Palazzo dei Cavalieri di Santo Stefano / Palazzo della Carovana
The medieval Palazzo degli Anziani was originally a tower that can be seen on the south on via Consoli del Mare. It was adapted and rebuilt by Giorgio Vasari at the command of Duke Cosimo I de’ Medici who had decided to found the seafaring military order of Knights of St. Stephen in 1558 and provide them with headquarters. The name Palazzo della Carovana derives from the training (‘carovana’) the knights had to submit to. Vasari visited Pisa only in 1561 to study the square and the position of the buildings, but before two years were over, the palazzo was ready and the knights were living in it (1562-1564).
Vasari designed a symmetrical building, achieving an effect of evenness and harmony by use of pictorial decoration and stonework that gave rhythm to the facade and masked the differences among the old buildings.
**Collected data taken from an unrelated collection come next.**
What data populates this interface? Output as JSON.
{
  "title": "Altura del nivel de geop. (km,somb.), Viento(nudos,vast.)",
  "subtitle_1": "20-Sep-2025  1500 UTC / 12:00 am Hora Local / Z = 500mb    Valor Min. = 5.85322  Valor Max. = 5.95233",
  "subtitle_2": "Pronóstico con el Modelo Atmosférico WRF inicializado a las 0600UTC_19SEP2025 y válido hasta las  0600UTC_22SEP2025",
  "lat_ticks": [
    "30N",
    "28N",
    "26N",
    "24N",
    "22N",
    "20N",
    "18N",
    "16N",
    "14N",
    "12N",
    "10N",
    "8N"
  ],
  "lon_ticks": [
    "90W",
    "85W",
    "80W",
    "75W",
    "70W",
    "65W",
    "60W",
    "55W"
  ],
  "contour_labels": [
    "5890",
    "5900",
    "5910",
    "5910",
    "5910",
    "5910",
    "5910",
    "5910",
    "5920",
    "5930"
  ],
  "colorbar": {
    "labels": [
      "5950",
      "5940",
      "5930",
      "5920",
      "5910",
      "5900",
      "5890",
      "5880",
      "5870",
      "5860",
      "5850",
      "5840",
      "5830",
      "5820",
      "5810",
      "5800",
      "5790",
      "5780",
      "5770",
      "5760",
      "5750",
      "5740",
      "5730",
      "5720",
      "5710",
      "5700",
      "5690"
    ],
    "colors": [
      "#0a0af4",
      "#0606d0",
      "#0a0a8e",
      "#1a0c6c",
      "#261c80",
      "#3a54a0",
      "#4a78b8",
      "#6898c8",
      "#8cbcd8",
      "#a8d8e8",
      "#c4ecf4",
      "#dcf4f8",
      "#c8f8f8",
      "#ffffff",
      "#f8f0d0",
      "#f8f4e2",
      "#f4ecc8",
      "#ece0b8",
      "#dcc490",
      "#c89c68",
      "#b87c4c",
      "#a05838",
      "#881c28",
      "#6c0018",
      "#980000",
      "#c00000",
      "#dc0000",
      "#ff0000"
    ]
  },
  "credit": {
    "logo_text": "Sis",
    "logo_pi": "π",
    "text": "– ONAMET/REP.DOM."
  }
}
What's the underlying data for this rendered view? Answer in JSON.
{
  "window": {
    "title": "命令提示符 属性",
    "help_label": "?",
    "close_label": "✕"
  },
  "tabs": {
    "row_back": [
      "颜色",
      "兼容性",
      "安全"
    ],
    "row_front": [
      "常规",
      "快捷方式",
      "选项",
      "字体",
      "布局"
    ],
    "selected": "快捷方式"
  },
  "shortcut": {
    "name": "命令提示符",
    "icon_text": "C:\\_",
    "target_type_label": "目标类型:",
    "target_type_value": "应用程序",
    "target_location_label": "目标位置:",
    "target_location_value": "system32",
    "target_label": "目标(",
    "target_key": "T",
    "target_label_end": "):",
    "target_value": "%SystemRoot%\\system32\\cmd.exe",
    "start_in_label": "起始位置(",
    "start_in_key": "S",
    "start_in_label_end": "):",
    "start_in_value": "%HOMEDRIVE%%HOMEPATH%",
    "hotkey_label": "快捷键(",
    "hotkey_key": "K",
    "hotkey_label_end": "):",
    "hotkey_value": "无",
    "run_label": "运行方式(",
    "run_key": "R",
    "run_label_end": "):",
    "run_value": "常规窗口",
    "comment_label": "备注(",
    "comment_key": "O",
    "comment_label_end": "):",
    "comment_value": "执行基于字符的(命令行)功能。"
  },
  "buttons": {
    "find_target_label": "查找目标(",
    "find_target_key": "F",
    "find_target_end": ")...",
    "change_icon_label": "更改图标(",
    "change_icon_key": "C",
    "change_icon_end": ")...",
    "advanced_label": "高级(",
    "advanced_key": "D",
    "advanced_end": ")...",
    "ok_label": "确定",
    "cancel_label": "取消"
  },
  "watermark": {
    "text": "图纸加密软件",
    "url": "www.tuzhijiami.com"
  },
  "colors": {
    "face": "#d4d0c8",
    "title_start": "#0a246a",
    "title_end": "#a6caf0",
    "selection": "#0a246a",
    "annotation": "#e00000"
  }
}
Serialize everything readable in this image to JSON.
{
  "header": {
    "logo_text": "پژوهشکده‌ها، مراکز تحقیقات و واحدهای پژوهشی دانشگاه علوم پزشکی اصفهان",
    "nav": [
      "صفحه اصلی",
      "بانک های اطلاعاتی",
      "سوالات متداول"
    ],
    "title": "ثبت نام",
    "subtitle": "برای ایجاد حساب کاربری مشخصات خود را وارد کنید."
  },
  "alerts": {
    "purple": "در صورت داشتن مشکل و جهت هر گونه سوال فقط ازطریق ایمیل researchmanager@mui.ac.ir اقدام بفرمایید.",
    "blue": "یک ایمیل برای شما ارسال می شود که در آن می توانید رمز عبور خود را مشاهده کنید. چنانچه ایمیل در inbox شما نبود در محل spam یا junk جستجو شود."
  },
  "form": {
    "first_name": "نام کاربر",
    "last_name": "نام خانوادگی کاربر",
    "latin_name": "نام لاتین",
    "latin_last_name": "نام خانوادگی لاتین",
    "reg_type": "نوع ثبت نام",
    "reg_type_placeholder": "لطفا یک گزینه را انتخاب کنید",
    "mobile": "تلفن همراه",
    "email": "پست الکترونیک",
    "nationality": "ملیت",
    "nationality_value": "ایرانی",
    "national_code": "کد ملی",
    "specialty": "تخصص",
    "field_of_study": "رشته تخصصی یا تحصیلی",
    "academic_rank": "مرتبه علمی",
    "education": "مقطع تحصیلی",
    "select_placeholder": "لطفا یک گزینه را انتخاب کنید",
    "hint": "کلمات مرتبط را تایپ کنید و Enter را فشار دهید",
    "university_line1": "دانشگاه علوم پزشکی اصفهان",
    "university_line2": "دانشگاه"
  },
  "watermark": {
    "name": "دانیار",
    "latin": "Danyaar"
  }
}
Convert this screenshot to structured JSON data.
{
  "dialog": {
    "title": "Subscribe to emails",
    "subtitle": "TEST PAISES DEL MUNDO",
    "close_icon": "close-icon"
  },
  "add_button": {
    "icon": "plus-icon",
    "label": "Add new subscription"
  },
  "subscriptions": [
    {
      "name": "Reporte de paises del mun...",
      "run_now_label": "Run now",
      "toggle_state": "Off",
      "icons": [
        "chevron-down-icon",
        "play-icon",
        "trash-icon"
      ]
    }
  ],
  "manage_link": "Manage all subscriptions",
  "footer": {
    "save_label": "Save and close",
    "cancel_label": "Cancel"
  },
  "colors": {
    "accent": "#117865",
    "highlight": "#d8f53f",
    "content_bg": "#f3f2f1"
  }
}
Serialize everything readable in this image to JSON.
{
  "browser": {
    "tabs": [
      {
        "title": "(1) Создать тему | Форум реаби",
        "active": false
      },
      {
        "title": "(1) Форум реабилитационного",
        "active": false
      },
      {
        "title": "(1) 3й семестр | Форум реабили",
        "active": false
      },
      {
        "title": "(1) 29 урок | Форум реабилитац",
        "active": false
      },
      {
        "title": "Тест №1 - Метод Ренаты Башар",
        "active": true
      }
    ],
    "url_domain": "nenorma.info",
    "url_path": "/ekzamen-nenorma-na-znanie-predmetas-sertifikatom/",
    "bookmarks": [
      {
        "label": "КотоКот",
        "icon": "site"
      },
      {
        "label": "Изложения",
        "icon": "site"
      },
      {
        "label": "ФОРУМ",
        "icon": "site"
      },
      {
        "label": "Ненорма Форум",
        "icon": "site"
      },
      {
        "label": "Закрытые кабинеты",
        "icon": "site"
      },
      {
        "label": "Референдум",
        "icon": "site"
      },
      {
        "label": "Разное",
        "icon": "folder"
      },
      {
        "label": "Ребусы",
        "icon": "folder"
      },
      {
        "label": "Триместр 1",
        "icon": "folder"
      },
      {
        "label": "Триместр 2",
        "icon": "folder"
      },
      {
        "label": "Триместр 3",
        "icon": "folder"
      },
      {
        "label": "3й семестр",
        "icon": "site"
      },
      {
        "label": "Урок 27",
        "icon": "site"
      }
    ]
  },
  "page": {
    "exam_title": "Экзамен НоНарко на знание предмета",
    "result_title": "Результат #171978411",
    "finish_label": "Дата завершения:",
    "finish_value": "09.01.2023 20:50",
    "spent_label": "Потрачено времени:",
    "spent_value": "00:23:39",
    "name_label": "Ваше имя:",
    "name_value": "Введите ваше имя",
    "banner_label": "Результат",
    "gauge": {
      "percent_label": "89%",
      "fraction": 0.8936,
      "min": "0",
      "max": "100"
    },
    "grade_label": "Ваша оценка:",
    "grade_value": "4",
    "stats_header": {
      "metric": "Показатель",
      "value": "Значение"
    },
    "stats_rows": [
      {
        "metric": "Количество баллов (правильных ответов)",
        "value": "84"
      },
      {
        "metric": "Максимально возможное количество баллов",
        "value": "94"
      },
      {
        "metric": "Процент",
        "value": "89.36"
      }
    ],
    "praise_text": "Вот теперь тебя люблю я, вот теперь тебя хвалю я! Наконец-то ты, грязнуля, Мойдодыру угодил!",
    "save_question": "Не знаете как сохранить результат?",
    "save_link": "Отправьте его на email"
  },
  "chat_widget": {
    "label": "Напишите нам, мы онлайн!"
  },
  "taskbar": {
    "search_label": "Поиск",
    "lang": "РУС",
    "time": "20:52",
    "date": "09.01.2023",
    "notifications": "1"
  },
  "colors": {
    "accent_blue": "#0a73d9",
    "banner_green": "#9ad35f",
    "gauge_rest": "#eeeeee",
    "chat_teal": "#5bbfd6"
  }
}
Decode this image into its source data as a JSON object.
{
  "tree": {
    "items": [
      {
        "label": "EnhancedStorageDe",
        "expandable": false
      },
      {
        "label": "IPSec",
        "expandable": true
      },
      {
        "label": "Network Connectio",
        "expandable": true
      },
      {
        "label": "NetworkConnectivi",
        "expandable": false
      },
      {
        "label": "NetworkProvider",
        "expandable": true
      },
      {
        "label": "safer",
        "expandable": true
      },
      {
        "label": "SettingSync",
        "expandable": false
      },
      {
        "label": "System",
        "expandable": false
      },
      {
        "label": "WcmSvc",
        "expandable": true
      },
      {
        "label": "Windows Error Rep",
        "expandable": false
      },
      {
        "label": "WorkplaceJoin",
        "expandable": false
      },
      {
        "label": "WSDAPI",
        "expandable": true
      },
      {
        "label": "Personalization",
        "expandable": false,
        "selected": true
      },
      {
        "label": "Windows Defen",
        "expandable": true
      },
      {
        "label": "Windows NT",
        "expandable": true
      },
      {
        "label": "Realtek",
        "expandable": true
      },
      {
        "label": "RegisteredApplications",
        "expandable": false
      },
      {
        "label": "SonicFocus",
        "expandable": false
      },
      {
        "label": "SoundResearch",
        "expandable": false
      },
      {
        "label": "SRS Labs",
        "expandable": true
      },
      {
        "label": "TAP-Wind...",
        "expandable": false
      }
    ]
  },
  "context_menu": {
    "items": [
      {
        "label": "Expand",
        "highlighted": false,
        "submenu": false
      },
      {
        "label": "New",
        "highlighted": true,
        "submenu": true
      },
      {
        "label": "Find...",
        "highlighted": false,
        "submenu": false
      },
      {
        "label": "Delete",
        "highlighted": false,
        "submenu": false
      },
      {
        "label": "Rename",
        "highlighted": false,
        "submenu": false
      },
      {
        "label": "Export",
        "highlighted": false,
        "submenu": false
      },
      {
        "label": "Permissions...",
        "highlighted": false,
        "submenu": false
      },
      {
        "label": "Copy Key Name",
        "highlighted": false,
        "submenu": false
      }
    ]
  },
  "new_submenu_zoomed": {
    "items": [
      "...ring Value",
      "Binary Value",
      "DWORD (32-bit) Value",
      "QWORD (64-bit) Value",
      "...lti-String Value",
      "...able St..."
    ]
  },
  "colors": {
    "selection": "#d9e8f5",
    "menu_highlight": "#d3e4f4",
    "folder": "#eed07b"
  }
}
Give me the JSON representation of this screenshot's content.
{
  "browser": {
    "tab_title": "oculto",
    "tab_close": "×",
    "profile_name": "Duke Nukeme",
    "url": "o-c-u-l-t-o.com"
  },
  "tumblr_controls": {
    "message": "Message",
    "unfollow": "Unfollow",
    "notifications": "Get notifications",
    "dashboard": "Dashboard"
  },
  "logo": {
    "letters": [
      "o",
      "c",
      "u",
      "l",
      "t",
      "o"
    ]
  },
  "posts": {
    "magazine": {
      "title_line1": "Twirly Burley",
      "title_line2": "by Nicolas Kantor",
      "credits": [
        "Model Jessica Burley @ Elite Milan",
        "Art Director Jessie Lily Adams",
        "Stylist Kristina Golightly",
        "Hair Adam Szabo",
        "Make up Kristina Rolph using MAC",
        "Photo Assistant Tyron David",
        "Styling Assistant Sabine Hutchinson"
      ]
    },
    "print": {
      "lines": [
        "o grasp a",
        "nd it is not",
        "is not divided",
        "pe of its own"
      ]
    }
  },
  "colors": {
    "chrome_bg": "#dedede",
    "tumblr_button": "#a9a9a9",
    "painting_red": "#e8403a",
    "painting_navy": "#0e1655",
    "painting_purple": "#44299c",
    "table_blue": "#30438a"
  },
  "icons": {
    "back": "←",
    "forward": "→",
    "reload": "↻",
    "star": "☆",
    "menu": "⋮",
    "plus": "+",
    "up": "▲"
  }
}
Tommaso Battista del Verrocchio and Alessandro Forzori from Arezzo carried out the graffitto decoration on the facade (today vastly restored) based on sketches by Vasari. At the centre is the Medici-Stephanian coat of arms, set between allegorical figures of Religion and Justice, the work of Stoldo Lorenzi (1563). The coats of arms on the corners are by Giovanni Fancelli (1564).
The double marble staircase that replaced an earlier one was built by Giuseppe Marchelli in 1821.
On the upper part of the façade, inserted in niches, are half-busts of the Medici Dukes: Cosimo I, Francis I e Ferdinand I were carved between 1590 and 1596 by Ridolfo Sirigatti; Cosimo II was carved in about 1633 by the sculptor Pietro Tacca while Ferdinand II and Cosimo III were carved in 1681 and 1718, by Giovan Battista Foggini.
Inside the palazzo, now the headquarters of the Scuola Normale Superiore, are several rooms with 16th century decorations.